R - La part de l'Afrique va être importante dans ce nouveau dispositif, et je suis heureux d'en parler aux côtés de Gildas Le Lidec, le premier et tout nouveau délégué à l'action humanitaire, qui arrive de Kinshasa, en RDC. L'Afrique va en effet, garder une place importante, parce que malheureusement, c'est ce continent qui, actuellement encore, compte le plus grand nombre de conflits. C'est certainement l'Afrique qui a le plus grand nombre de populations déplacées, actuellement dans des camps de réfugiés. Donc, oui l'Afrique va être certainement le continent dont cette délégation va avoir le plus à s'occuper".
Q - Quelles sont les réactions du ministre de la Coopération face aux scandales qui ont été récemment liés à l'action humanitaire, notamment en Afrique, concernant aussi bien les ONG que le HCR ?
R - Je suis évidemment consterné par ces agissements totalement aberrants dans la relation entre les réfugiés et ceux qui sont en charge de les soulager, et qui, au lieu de les aider, aggravent encore leurs souffrances.

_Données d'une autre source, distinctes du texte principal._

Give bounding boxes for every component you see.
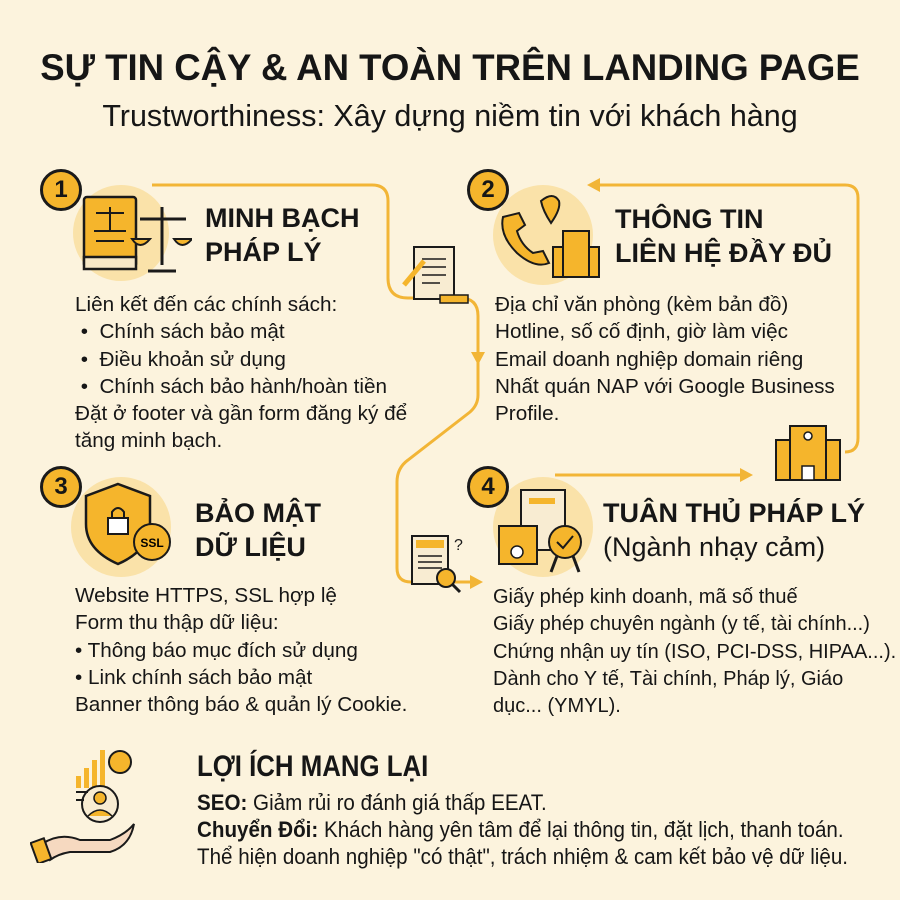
body text: Giấy phép kinh doanh, mã số thuế [493, 586, 798, 608]
body text: Địa chỉ văn phòng (kèm bản đồ) [495, 293, 788, 316]
icon: hand with user and chart [30, 750, 135, 863]
body text [493, 586, 896, 717]
heading: (Ngành nhạy cảm) [603, 532, 825, 562]
icon: office building [775, 425, 841, 481]
body text: Email doanh nghiệp domain riêng [495, 348, 803, 371]
icon: law book and scales [82, 196, 192, 272]
body text: Đặt ở footer và gần form đăng ký để [75, 402, 407, 425]
icon: document with magnifier [411, 535, 463, 593]
heading [603, 498, 865, 562]
body text: Profile. [495, 402, 559, 425]
heading: MINH BẠCH [205, 203, 360, 233]
body text: • Điều khoản sử dụng [81, 348, 286, 371]
badge 1: 1 [54, 176, 68, 203]
heading: LỢI ÍCH MANG LẠI [197, 750, 428, 783]
icon: phone, pin, building [501, 195, 600, 278]
panel 3 [40, 466, 407, 716]
body text: Website HTTPS, SSL hợp lệ [75, 584, 337, 607]
panel 4 [467, 466, 896, 717]
benefits section [30, 750, 848, 869]
body text: Banner thông báo & quản lý Cookie. [75, 693, 407, 716]
icon: certificates [498, 489, 582, 572]
badge 2 [467, 169, 509, 211]
panel 2 [467, 169, 835, 425]
heading: PHÁP LÝ [205, 237, 322, 267]
icon: shield lock SSL: SSL [140, 536, 164, 550]
body text [75, 584, 407, 716]
body text: dục... (YMYL). [493, 695, 621, 717]
body text: SEO: Giảm rủi ro đánh giá thấp EEAT. [197, 790, 547, 815]
badge 3 [40, 466, 82, 508]
body text: • Thông báo mục đích sử dụng [75, 639, 358, 662]
body text: • Link chính sách bảo mật [75, 666, 312, 689]
body text: Thể hiện doanh nghiệp "có thật", trách nhiệm & cam kết bảo vệ dữ liệu. [197, 844, 848, 869]
heading: BẢO MẬT [195, 498, 321, 528]
body text: tăng minh bạch. [75, 429, 222, 452]
badge 2: 2 [481, 176, 495, 203]
icon: document with magnifier: ? [454, 537, 463, 554]
body text: Chuyển Đổi: Khách hàng yên tâm để lại thông tin, đặt lịch, thanh toán. [197, 817, 844, 842]
icon: shield lock SSL [84, 482, 171, 566]
title: SỰ TIN CẬY & AN TOÀN TRÊN LANDING PAGE [40, 47, 860, 88]
subtitle: Trustworthiness: Xây dựng niềm tin với khách hàng [102, 99, 798, 133]
badge 1 [40, 169, 82, 211]
body text: Form thu thập dữ liệu: [75, 611, 279, 634]
badge 4 [467, 466, 509, 508]
badge 3: 3 [54, 473, 68, 500]
body text: Hotline, số cố định, giờ làm việc [495, 320, 788, 343]
body text [197, 790, 848, 869]
icon: contract document [402, 246, 469, 304]
body text: • Chính sách bảo mật [81, 320, 285, 343]
heading [615, 204, 832, 268]
heading: LIÊN HỆ ĐẦY ĐỦ [615, 238, 832, 268]
heading [205, 203, 360, 267]
badge 4: 4 [481, 473, 495, 500]
body text: • Chính sách bảo hành/hoàn tiền [81, 375, 387, 398]
body text: Nhất quán NAP với Google Business [495, 375, 835, 398]
heading: THÔNG TIN [615, 204, 764, 234]
body text: Chứng nhận uy tín (ISO, PCI-DSS, HIPAA...). [493, 641, 896, 663]
heading: TUÂN THỦ PHÁP LÝ [603, 498, 865, 528]
body text [75, 293, 407, 452]
body text: Dành cho Y tế, Tài chính, Pháp lý, Giáo [493, 668, 843, 690]
heading: DỮ LIỆU [195, 532, 306, 562]
body text: Giấy phép chuyên ngành (y tế, tài chính...) [493, 613, 870, 635]
panel 1 [40, 169, 407, 452]
body text [495, 293, 835, 425]
heading [195, 498, 321, 562]
body text: Liên kết đến các chính sách: [75, 293, 337, 316]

C'est au HCR en l'occurrence, et à tous les acteurs de l'action humanitaire, à être attentifs à la relation qui peut exister dans un espace fermé comme l'est toujours un camp de réfugiés, entre la population appelée à être secourue et les personnes qui sont auprès d'elle. J'espère bien que le HCR va prendre des dispositions pour condamner les coupables et éviter que ce genre de situation ne se reproduise.